Each one is treated differently, depending on the information available or what the author wanted to put across.

When she has run through all the plants, she presents the reader with a list of ailments that are further discussed in great detail. Take a common one, such as diabetes.

First, she gives a general description of what type 1 and type 2 diabetes are. She advises sufferers to speak to their doctor and then follows with the danger foods which, of course, start with anything containing sugar.

This is followed by a discussion of the superfoods like wholewheat cereals as well as brown rice and wild rice, oats… it goes on and on.

The book starts with a list of healing foods, a description of what danger and what super foods are, supplements, pharmacologi-cal activity in common foods and then a few chapters on the different ways of using food to cure specific ailments.

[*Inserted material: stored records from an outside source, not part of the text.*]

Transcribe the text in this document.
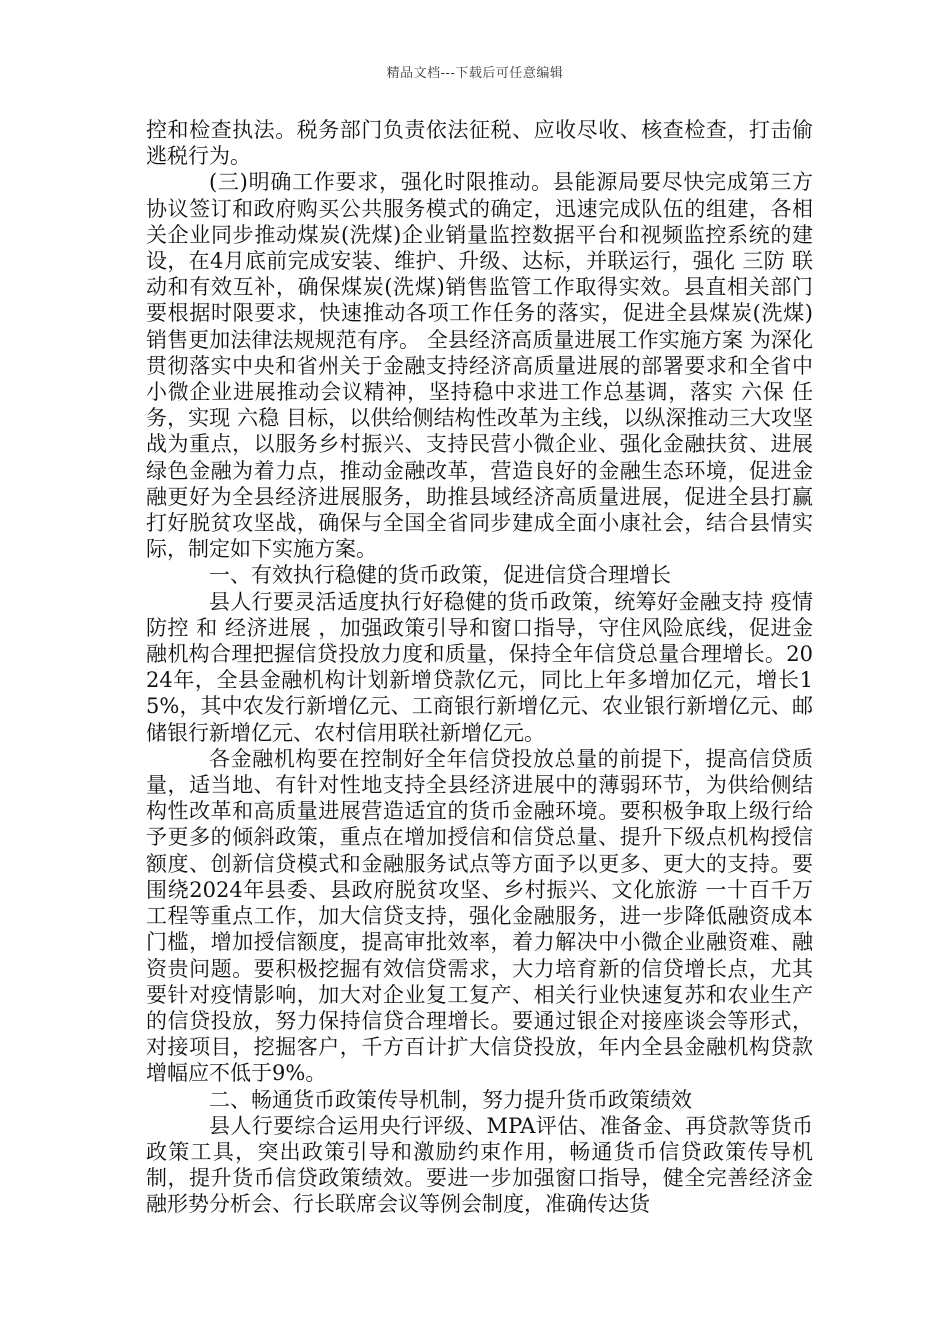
精品文档---下载后可任意编辑

控和检查执法。税务部门负责依法征税、应收尽收、核查检查，打击偷逃税行为。

(三)明确工作要求，强化时限推动。县能源局要尽快完成第三方协议签订和政府购买公共服务模式的确定，迅速完成队伍的组建，各相关企业同步推动煤炭(洗煤)企业销量监控数据平台和视频监控系统的建设，在4月底前完成安装、维护、升级、达标，并联运行，强化 三防 联动和有效互补，确保煤炭(洗煤)销售监管工作取得实效。县直相关部门要根据时限要求，快速推动各项工作任务的落实，促进全县煤炭(洗煤)销售更加法律法规规范有序。 全县经济高质量进展工作实施方案 为深化贯彻落实中央和省州关于金融支持经济高质量进展的部署要求和全省中小微企业进展推动会议精神，坚持稳中求进工作总基调，落实 六保 任务，实现 六稳 目标，以供给侧结构性改革为主线，以纵深推动三大攻坚战为重点，以服务乡村振兴、支持民营小微企业、强化金融扶贫、进展绿色金融为着力点，推动金融改革，营造良好的金融生态环境，促进金融更好为全县经济进展服务，助推县域经济高质量进展，促进全县打赢打好脱贫攻坚战，确保与全国全省同步建成全面小康社会，结合县情实际，制定如下实施方案。

一、有效执行稳健的货币政策，促进信贷合理增长

县人行要灵活适度执行好稳健的货币政策，统筹好金融支持 疫情防控 和 经济进展 ，加强政策引导和窗口指导，守住风险底线，促进金融机构合理把握信贷投放力度和质量，保持全年信贷总量合理增长。2024年，全县金融机构计划新增贷款亿元，同比上年多增加亿元，增长15%，其中农发行新增亿元、工商银行新增亿元、农业银行新增亿元、邮储银行新增亿元、农村信用联社新增亿元。

各金融机构要在控制好全年信贷投放总量的前提下，提高信贷质量，适当地、有针对性地支持全县经济进展中的薄弱环节，为供给侧结构性改革和高质量进展营造适宜的货币金融环境。要积极争取上级行给予更多的倾斜政策，重点在增加授信和信贷总量、提升下级点机构授信额度、创新信贷模式和金融服务试点等方面予以更多、更大的支持。要围绕2024年县委、县政府脱贫攻坚、乡村振兴、文化旅游 一十百千万 工程等重点工作，加大信贷支持，强化金融服务，进一步降低融资成本门槛，增加授信额度，提高审批效率，着力解决中小微企业融资难、融资贵问题。要积极挖掘有效信贷需求，大力培育新的信贷增长点，尤其要针对疫情影响，加大对企业复工复产、相关行业快速复苏和农业生产的信贷投放，努力保持信贷合理增长。要通过银企对接座谈会等形式，对接项目，挖掘客户，千方百计扩大信贷投放，年内全县金融机构贷款增幅应不低于9%。

二、畅通货币政策传导机制，努力提升货币政策绩效

县人行要综合运用央行评级、MPA评估、准备金、再贷款等货币政策工具，突出政策引导和激励约束作用，畅通货币信贷政策传导机制，提升货币信贷政策绩效。要进一步加强窗口指导，健全完善经济金融形势分析会、行长联席会议等例会制度，准确传达货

She takes specific ingredients like salt, bread, yoghurt or water and has an in-depth look at what their strengths and weaknesses are. What she has done is cross off all the possible health hazards and made it as easy as possible for the reader to follow her path to a much-improved lifestyle.

If you’re a Roberts novice, start with this one. Followers won’t have to be pushed. How can you not heed her advice? This is her life’s work and she knows best.